El sentido del verano
En Cantabria se han depuesto las armas de la industrialización y la empresa
Pasan los años y en Cantabria se agrava la dolencia balear. No se trata únicamente de la vergüenza de la playa de El Puntal, reconvertida ... en establo para botellones y cementerio de desperdicios, sino de la implementación de una política consciente, destinada a dar la batalla de lo vulgar. Porque el turismo patrio, hoy, no cabe duda, es alcohol, ruido y horteras. Por supuesto, las autoridades santanderinas fingen alcanzar un equilibrio inviable entre la «ciudad cultural» y los eventos casposos que se programan, repartidos por sus calles, aunque mayoritariamente celebrados en el centro (plaza del Ayuntamiento, Porticada y Alfonso XIII). No hay arreglo posible. Convencidos todos de la inevitabilidad hostelera de Cantabria, se han depuesto las armas de la industrialización y la empresa. Bebamos y demos de beber. Bailemos, que nuestra juventud se marche a trabajar fuera y que limpien otros.
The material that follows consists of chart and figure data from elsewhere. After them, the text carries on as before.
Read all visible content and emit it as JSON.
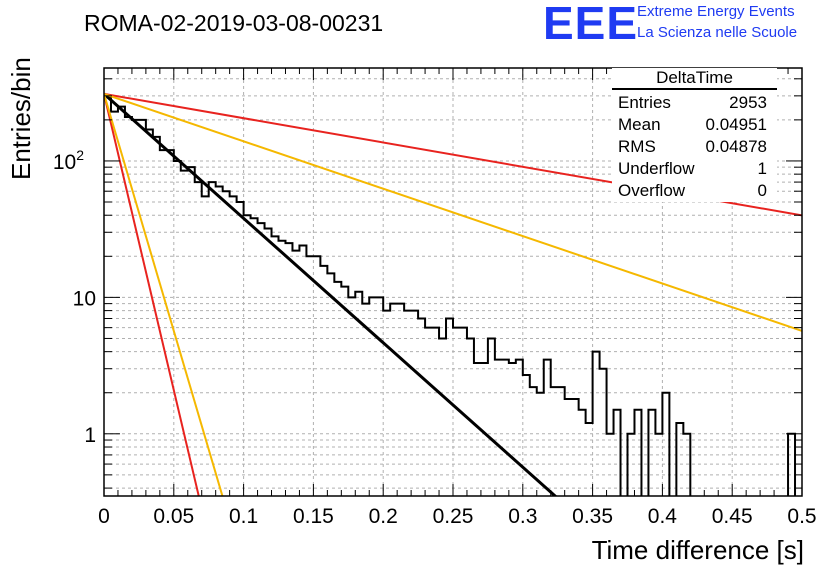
{
  "page": {
    "title": "ROMA-02-2019-03-08-00231",
    "logo_text": "EEE",
    "logo_line1": "Extreme Energy Events",
    "logo_line2": "La Scienza nelle Scuole",
    "colors": {
      "logo": "#1f3bf2",
      "red": "#e8231f",
      "orange": "#f5b800",
      "black": "#000000"
    }
  },
  "stats": {
    "title": "DeltaTime",
    "rows": [
      {
        "label": "Entries",
        "value": "2953"
      },
      {
        "label": "Mean",
        "value": "0.04951"
      },
      {
        "label": "RMS",
        "value": "0.04878"
      },
      {
        "label": "Underflow",
        "value": "1"
      },
      {
        "label": "Overflow",
        "value": "0"
      }
    ]
  },
  "chart_data": {
    "type": "histogram",
    "xlabel": "Time difference [s]",
    "ylabel": "Entries/bin",
    "xlim": [
      0,
      0.5
    ],
    "ylim": [
      0.35,
      480
    ],
    "y_scale": "log",
    "grid": true,
    "x_ticks": [
      "0",
      "0.05",
      "0.1",
      "0.15",
      "0.2",
      "0.25",
      "0.3",
      "0.35",
      "0.4",
      "0.45",
      "0.5"
    ],
    "y_ticks": [
      "1",
      "10",
      "10^2"
    ],
    "bin_width": 0.005,
    "histogram": [
      300,
      230,
      250,
      210,
      200,
      200,
      170,
      150,
      120,
      120,
      100,
      85,
      90,
      70,
      55,
      70,
      65,
      60,
      55,
      50,
      40,
      38,
      35,
      32,
      28,
      26,
      25,
      22,
      24,
      20,
      20,
      17,
      15,
      13,
      12,
      10,
      11,
      9,
      10,
      10,
      8,
      9,
      9,
      8,
      8,
      7,
      6,
      6,
      5,
      7,
      6,
      6,
      5,
      3.3,
      3.3,
      5,
      3.5,
      3.5,
      3.3,
      3.5,
      2.7,
      2.2,
      2,
      3.5,
      2.2,
      2.2,
      1.8,
      1.8,
      1.5,
      1.2,
      4,
      3,
      1,
      1.5,
      0,
      1,
      1.5,
      0,
      1.5,
      1,
      2,
      0,
      1.2,
      1,
      0,
      0,
      0,
      0,
      0,
      0,
      0,
      0,
      0,
      0,
      0,
      0,
      0,
      0,
      1,
      0
    ],
    "fit_lines": [
      {
        "color": "black",
        "y0": 310,
        "slope_per_s": -21.0,
        "x_end": 0.335
      },
      {
        "color": "red",
        "y0": 310,
        "slope_per_s": -4.1,
        "x_end": 0.5
      },
      {
        "color": "orange",
        "y0": 310,
        "slope_per_s": -8.0,
        "x_end": 0.5
      },
      {
        "color": "red",
        "y0": 310,
        "slope_per_s": -100.0,
        "x_end": 0.07
      },
      {
        "color": "orange",
        "y0": 310,
        "slope_per_s": -80.0,
        "x_end": 0.09
      }
    ]
  }
}
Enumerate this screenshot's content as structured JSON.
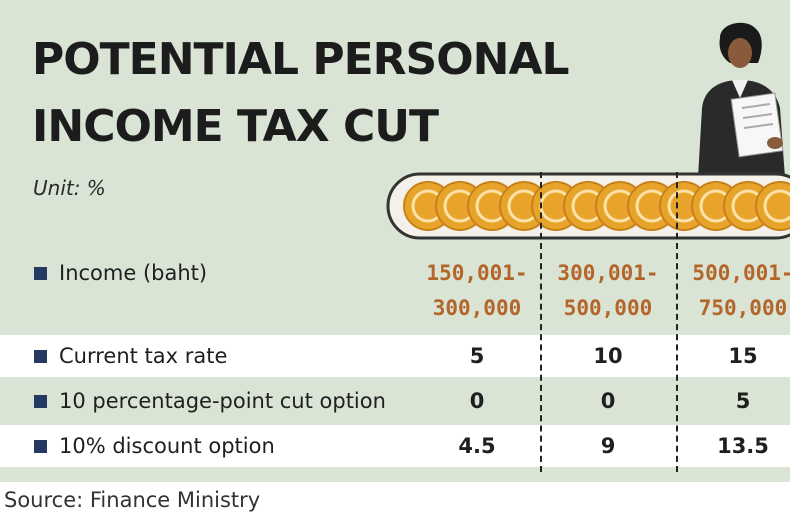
{
  "chart_data": {
    "type": "table",
    "title_lines": [
      "POTENTIAL PERSONAL",
      "INCOME TAX CUT"
    ],
    "unit": "Unit: %",
    "header_label": "Income (baht)",
    "columns": [
      {
        "top": "150,001-",
        "bottom": "300,000"
      },
      {
        "top": "300,001-",
        "bottom": "500,000"
      },
      {
        "top": "500,001-",
        "bottom": "750,000"
      }
    ],
    "rows": [
      {
        "label": "Current tax rate",
        "values": [
          "5",
          "10",
          "15"
        ]
      },
      {
        "label": "10 percentage-point cut option",
        "values": [
          "0",
          "0",
          "5"
        ]
      },
      {
        "label": "10% discount option",
        "values": [
          "4.5",
          "9",
          "13.5"
        ]
      }
    ],
    "source": "Source: Finance Ministry"
  },
  "colors": {
    "background": "#d9e4d5",
    "row_band": "#ffffff",
    "header_accent": "#b4662a",
    "bullet": "#243a63",
    "coin": "#e8a42a"
  },
  "icons": [
    "coin-row-icon",
    "person-with-document-icon"
  ]
}
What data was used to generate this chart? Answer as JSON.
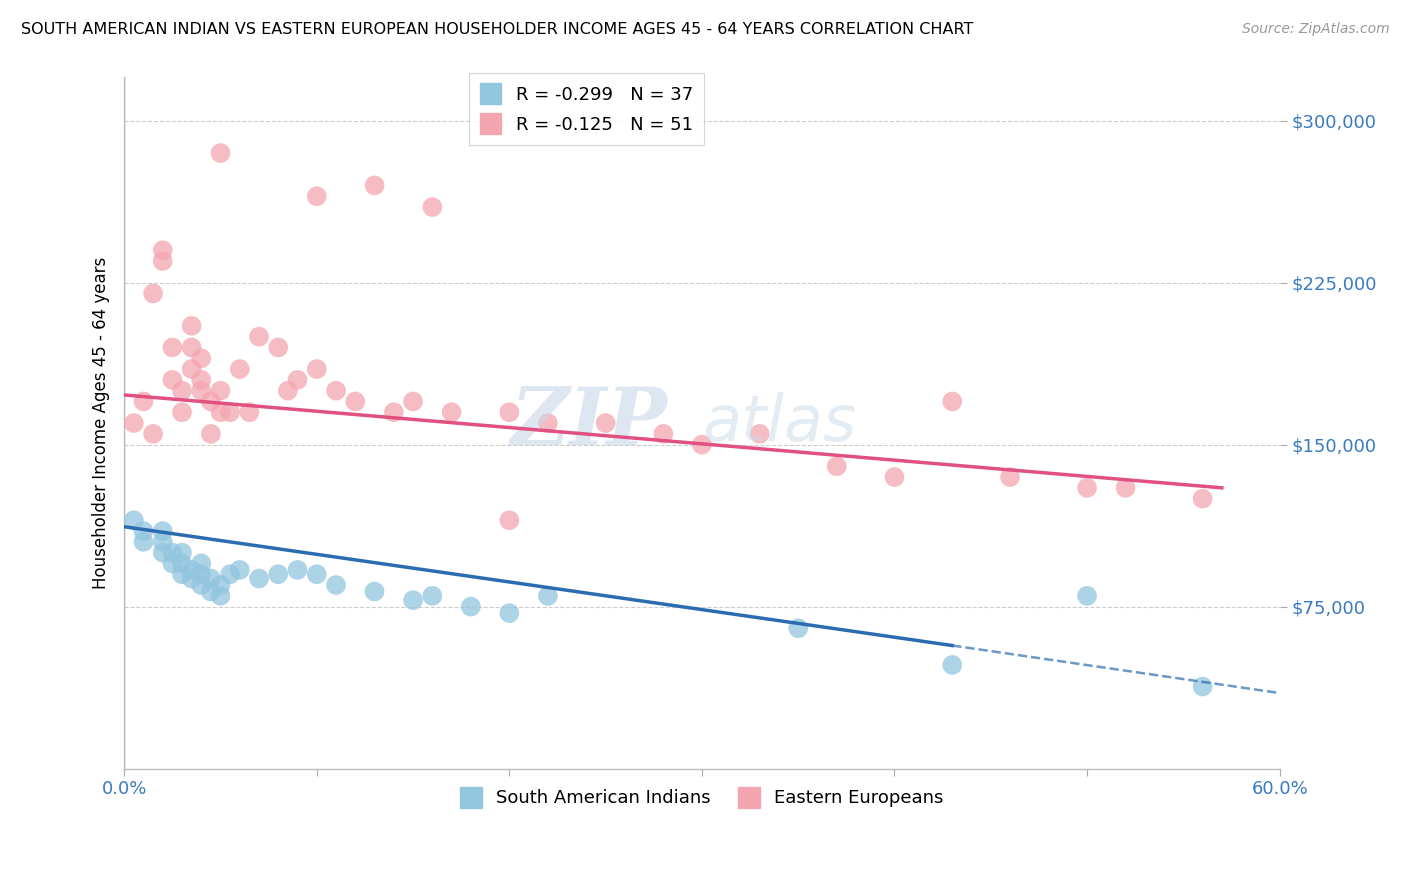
{
  "title": "SOUTH AMERICAN INDIAN VS EASTERN EUROPEAN HOUSEHOLDER INCOME AGES 45 - 64 YEARS CORRELATION CHART",
  "source": "Source: ZipAtlas.com",
  "ylabel": "Householder Income Ages 45 - 64 years",
  "xlim": [
    0.0,
    0.6
  ],
  "ylim": [
    0,
    320000
  ],
  "yticks": [
    75000,
    150000,
    225000,
    300000
  ],
  "ytick_labels": [
    "$75,000",
    "$150,000",
    "$225,000",
    "$300,000"
  ],
  "xticks": [
    0.0,
    0.1,
    0.2,
    0.3,
    0.4,
    0.5,
    0.6
  ],
  "xtick_labels": [
    "0.0%",
    "",
    "",
    "",
    "",
    "",
    "60.0%"
  ],
  "legend1_label": "R = -0.299   N = 37",
  "legend2_label": "R = -0.125   N = 51",
  "blue_color": "#92c5de",
  "pink_color": "#f4a6b0",
  "blue_line_color": "#2b6cb0",
  "pink_line_color": "#e05080",
  "blue_scatter_x": [
    0.005,
    0.01,
    0.01,
    0.02,
    0.02,
    0.02,
    0.025,
    0.025,
    0.03,
    0.03,
    0.03,
    0.035,
    0.035,
    0.04,
    0.04,
    0.04,
    0.045,
    0.045,
    0.05,
    0.05,
    0.055,
    0.06,
    0.07,
    0.08,
    0.09,
    0.1,
    0.11,
    0.13,
    0.15,
    0.16,
    0.18,
    0.2,
    0.22,
    0.35,
    0.43,
    0.5,
    0.56
  ],
  "blue_scatter_y": [
    115000,
    105000,
    110000,
    100000,
    105000,
    110000,
    95000,
    100000,
    90000,
    95000,
    100000,
    88000,
    92000,
    85000,
    90000,
    95000,
    82000,
    88000,
    80000,
    85000,
    90000,
    92000,
    88000,
    90000,
    92000,
    90000,
    85000,
    82000,
    78000,
    80000,
    75000,
    72000,
    80000,
    65000,
    48000,
    80000,
    38000
  ],
  "pink_scatter_x": [
    0.005,
    0.01,
    0.015,
    0.015,
    0.02,
    0.02,
    0.025,
    0.025,
    0.03,
    0.03,
    0.035,
    0.035,
    0.035,
    0.04,
    0.04,
    0.04,
    0.045,
    0.045,
    0.05,
    0.05,
    0.055,
    0.06,
    0.065,
    0.07,
    0.08,
    0.085,
    0.09,
    0.1,
    0.11,
    0.12,
    0.14,
    0.15,
    0.17,
    0.2,
    0.22,
    0.25,
    0.28,
    0.3,
    0.33,
    0.37,
    0.4,
    0.43,
    0.46,
    0.5,
    0.52,
    0.56,
    0.1,
    0.13,
    0.16,
    0.2,
    0.05
  ],
  "pink_scatter_y": [
    160000,
    170000,
    155000,
    220000,
    235000,
    240000,
    180000,
    195000,
    165000,
    175000,
    185000,
    195000,
    205000,
    175000,
    180000,
    190000,
    155000,
    170000,
    165000,
    175000,
    165000,
    185000,
    165000,
    200000,
    195000,
    175000,
    180000,
    185000,
    175000,
    170000,
    165000,
    170000,
    165000,
    165000,
    160000,
    160000,
    155000,
    150000,
    155000,
    140000,
    135000,
    170000,
    135000,
    130000,
    130000,
    125000,
    265000,
    270000,
    260000,
    115000,
    285000
  ]
}
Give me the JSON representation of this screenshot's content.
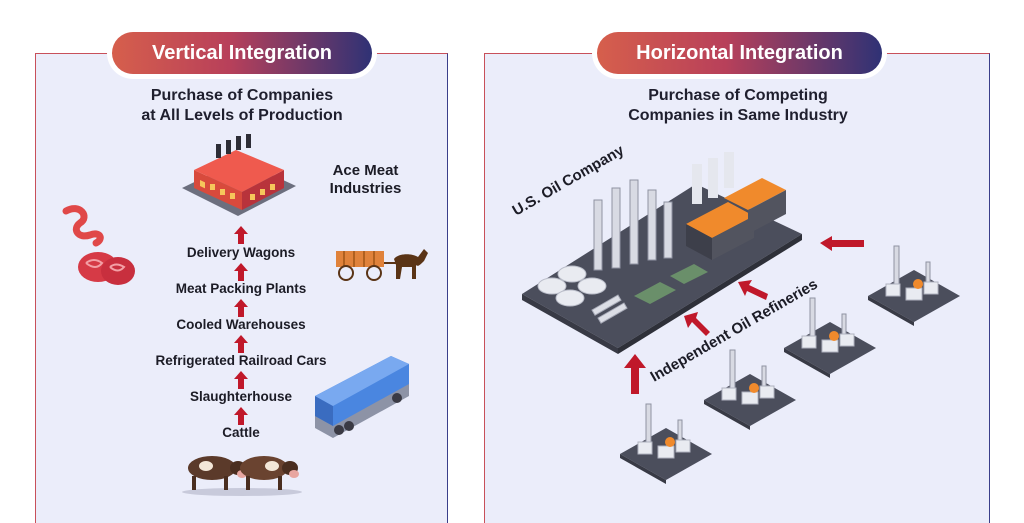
{
  "left": {
    "heading": "Vertical Integration",
    "subtitle_line1": "Purchase of Companies",
    "subtitle_line2": "at All Levels of Production",
    "company_line1": "Ace Meat",
    "company_line2": "Industries",
    "steps": [
      "Delivery Wagons",
      "Meat Packing Plants",
      "Cooled Warehouses",
      "Refrigerated Railroad Cars",
      "Slaughterhouse",
      "Cattle"
    ]
  },
  "right": {
    "heading": "Horizontal Integration",
    "subtitle_line1": "Purchase of Competing",
    "subtitle_line2": "Companies in Same Industry",
    "company_label": "U.S. Oil Company",
    "refineries_label": "Independent Oil Refineries"
  },
  "colors": {
    "arrow": "#c0182a",
    "accent_red": "#d65f4c",
    "accent_navy": "#2f3275",
    "panel_bg": "#ebedfa"
  }
}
A ver, Sánchez, frene un poco. Es usted demasiado joven para asumir este relato clasista del Santander perdido; de la corte y la burguesía con ínfulas reales; de los comercios exclusivos que desprecian al cliente. Es cierto, debo tener cuidado. Al fin y al cabo, pocos quieren volver a los días de Mafor y de las estaciones húmedas y solitarias. Ahora, hay individuos que se animan y abren boutiques de café, tiendas de repostería japonesa o fusiones peruanas. Pero, ¡ay!, Santander se reduce a unas pocas calles, destino de las multitudes y de las grandes marcas, las únicas, estas, que pueden soportar los altísimos alquileres y que reproducen milimétricamente su disposición en otras capitales del país.
El resto de la ciudad, incluso otras zonas muy cercanas, también en el centro, pero acaso con demasiadas cuestas o sin tanta luz –o sin espacio para mercados o atracciones–, languidece en el olvido comercial. Con los carteles de 'se alquila' o 'se vende', la suciedad y la ruina esto parece Detroit. A nadie le importa si, en compensación, pueden estallar los petardos más escandalosos o si el personal malcome en las casetas.
¿Para qué sirve el verano? El escaparate cántabro demuestra que, desde luego, no para reposar tras el esfuerzo de todo el año, para reencontrarse con el placer sin horarios, para disfrutar de las compañías elegidas. Para leer o escuchar música. Y dormir sin la promesa del madrugón. ¿Se imaginan? Nadie quiere esta revolución. Para que no decaiga, el poder activa una energía etílica y festivalera acumulada en la proliferación de peñas, botellines y vasos de plástico que, al amanecer, quedan vacíos sobre aceras y bancos (los cristales repartidos para hacer peligrar la integridad de los transeúntes). En fin, ni ropa blanca ni jilgueros en el balcón.